A s foreign minister in Hungary during its dramatic overthrow of the Communist order, Gyula Horn probably did more than any other political insider to dismantle the system that gave him privilege and power.
The diminutive diplomat snipped the first hole in the Iron Curtain in 1989, opening Hungary's border with neutral Austria , then shrugged off East Berlin's fury when that symbolic opening became a corridor to freedom for East Germans fleeing a reform-resistant regime.
Now 62 and the newly elected Hungarian prime minister, Horn is sorting through the aftermath of four years of an experimental center-right government and four decades of ruinous rule by his Communist colleagues. He was interviewed by Times correspondents Carol J. Williams and Tyler Marshall in his Budapest offices.
Question. When you were cutting through the fence between Austria and Hungary, what did you expect to be the consequences of that action?
Answer. I hadn't realized that such historical change would come after that, but I was sure of one thing--that life would not go on as it had before. We were strongly criticized for taking that step, by Moscow and by the other countries of the Warsaw Pact. But it was decisive that (then Soviet leader Mikhail S.) Gorbachev and (then Soviet Foreign Minister Eduard A.) Shevardnadze were in control of the Soviet Union's foreign policy at that time, and they were against any kind of intervention.
Q. Did you think that you were taking the first step toward the destruction of the Berlin Wall?
A. I didn't consider that step of mine the first one. . . . It was a kind of process, with two principal aims: We wanted to assert an independent Hungarian foreign policy instead of one that conformed to the standards of the alliance, and secondly, we wanted to emulate the European concept of human rights.
Q. You say that Gorbachev and Shevardnadze's policies allowed Eastern Europe to take these steps. Did you have any prior consultations with the Moscow leadership?
A. Never. . . . We did not want to put the Soviet leadership into the position of having to determine the balance of justice in such matters as our opening of the borders to allow movement of tourists from the GDR (East Germany). We said we were doing this as a sovereign step and that it had nothing to do with the Warsaw Pact. That made it easier for Gorbachev and Shevardnadze, as they were already under pressure from orthodox Communist hard-liners for allowing other relaxations of foreign policy.

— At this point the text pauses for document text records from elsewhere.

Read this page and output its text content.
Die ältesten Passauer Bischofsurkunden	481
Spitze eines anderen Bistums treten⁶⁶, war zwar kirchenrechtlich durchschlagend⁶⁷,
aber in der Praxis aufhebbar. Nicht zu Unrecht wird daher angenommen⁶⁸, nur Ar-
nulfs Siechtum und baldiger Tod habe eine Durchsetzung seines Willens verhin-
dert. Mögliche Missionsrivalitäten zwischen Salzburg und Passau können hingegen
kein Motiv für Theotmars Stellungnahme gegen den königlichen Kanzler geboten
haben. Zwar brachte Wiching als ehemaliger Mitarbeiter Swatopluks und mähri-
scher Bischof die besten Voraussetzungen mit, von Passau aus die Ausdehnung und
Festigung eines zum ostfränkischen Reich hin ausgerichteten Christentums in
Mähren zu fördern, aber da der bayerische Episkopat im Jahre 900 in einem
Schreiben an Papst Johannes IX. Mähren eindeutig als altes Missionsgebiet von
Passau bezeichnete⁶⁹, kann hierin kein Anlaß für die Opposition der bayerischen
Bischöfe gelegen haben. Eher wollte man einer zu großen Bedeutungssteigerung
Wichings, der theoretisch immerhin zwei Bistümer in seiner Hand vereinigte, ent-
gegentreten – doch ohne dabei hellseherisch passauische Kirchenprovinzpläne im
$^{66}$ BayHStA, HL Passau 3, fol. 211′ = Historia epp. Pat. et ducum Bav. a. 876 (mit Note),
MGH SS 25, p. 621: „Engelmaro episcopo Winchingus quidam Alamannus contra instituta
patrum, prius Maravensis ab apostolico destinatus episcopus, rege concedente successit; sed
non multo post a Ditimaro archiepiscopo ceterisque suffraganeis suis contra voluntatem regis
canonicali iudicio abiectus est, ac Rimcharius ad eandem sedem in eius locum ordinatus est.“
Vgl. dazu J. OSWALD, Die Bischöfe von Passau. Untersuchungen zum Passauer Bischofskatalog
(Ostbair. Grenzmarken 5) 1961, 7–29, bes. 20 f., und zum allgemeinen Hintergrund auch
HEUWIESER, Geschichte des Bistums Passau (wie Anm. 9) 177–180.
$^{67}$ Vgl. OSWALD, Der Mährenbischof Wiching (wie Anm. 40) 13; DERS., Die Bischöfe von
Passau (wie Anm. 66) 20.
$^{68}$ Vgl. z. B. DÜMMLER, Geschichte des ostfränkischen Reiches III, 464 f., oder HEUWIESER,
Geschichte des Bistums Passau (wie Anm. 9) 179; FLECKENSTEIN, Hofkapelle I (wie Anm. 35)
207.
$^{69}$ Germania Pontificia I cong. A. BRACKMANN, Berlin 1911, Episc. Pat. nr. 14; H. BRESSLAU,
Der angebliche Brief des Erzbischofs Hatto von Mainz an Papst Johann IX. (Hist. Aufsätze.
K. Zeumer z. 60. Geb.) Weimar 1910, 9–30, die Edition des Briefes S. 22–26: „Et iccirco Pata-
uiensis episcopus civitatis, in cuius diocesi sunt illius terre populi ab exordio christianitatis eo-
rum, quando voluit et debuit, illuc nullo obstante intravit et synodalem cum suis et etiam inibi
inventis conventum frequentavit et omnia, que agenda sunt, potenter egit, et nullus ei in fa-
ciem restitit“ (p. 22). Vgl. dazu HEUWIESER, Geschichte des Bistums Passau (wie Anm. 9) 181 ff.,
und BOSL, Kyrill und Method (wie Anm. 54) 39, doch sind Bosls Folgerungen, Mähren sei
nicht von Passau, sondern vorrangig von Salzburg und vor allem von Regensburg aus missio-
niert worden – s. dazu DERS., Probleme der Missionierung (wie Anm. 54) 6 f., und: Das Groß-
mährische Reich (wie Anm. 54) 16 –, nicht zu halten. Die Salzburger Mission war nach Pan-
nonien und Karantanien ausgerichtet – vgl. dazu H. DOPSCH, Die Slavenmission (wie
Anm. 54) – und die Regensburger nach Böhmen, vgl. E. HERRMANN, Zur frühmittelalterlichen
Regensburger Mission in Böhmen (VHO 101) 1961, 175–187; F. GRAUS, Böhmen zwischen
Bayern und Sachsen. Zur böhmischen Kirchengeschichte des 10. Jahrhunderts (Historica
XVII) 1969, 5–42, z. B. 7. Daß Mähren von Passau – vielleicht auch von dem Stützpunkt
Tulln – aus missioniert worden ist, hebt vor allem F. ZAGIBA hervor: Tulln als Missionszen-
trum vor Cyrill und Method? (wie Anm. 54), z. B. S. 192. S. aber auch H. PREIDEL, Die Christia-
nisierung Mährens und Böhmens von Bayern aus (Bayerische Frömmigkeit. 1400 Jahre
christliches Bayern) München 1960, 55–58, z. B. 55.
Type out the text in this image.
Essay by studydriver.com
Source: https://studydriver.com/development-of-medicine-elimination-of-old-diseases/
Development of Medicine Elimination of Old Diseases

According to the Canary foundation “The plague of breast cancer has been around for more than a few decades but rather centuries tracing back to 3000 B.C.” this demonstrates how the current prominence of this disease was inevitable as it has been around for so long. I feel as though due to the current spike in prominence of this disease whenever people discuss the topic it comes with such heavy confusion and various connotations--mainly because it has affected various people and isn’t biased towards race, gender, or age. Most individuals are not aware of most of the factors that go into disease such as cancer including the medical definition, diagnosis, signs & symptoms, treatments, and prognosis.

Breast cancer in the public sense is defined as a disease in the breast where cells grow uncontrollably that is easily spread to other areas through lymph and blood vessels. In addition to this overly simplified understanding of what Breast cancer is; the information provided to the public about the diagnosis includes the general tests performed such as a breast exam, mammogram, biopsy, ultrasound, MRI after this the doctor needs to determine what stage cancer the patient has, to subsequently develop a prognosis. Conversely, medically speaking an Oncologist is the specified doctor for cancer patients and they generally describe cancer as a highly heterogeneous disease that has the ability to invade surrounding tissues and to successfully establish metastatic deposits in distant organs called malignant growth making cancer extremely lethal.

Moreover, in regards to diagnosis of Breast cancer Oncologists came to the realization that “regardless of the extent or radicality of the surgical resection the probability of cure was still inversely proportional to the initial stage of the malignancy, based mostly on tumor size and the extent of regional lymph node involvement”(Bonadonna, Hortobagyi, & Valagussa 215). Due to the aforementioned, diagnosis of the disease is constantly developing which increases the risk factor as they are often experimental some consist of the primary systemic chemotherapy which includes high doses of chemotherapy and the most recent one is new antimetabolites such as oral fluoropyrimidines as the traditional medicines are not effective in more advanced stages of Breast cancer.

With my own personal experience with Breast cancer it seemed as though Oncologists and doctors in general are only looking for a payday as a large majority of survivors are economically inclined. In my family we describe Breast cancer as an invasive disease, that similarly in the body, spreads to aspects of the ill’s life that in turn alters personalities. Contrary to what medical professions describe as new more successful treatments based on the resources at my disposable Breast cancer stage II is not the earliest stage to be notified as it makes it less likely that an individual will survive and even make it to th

Concerning what the past five years has brought, we hadn't expected that getting rid of the aftermath of Stalinism would be so difficult. It will take many long years. It was relatively easy to create a multi-party system, to declare a Western orientation and to take on other important political issues. But we did not realize what a terrible economic situation we inherited from the former regime. . . .
We have also been unfavorably affected by recession in the West, which is only now starting to ease. Developments in the European Union have also had some difficult consequences for us. Western Europe has been in a process of transition as well, with the implementation of the Maastricht Treaty, which has diverted attention from our region.
Q. Has the West lived up to the promises it made at the time of the revolution?
A. The West did not promise anything. The West did not say that, if Hungary makes this turn, we will be rewarded. So I am not disappointed. . . . I do, however, think better cooperation is needed. The West was not prepared for a lot of things that have happened, first of all that new wars could burst out in this region. The nationalist conflict in Yugoslavia has been a big challenge for the West, a very difficult challenge, and its responses have been quite soft.
Secondly, the West doesn't seem to have expected such big migrations as have occurred, and it can't respond to this simply by closing borders. . . .
Thirdly . . . a kind of security vacuum has formed. I support the idea of the Partnership for Peace . . . but it does not substitute for the need our countries have for either NATO membership or some security guarantees. . . .
Finally, in the matter of economic and social relations, a list of requirements should be set out to explain what Hungary . . . must do to join the European Union.
Q. With all the realities you know of now, what do you expect your children's and grandchildren's Hungary to be like? Will their Hungary fit into Europe?
A. Hungary . . . is in a unique position as the only country that has huge minorities living in its neighboring countries. And this is a sensitive situation now because almost nowhere are the rights of these minorities fully respected. . . . That is why European integration is so important for Hungary, as this would reduce the tension. . . . Within a European Union, the problems associated with borders would be neutralized. . . . The future presents us a mixed picture. It doesn't look too much better for our children right now, but maybe for our grandchildren.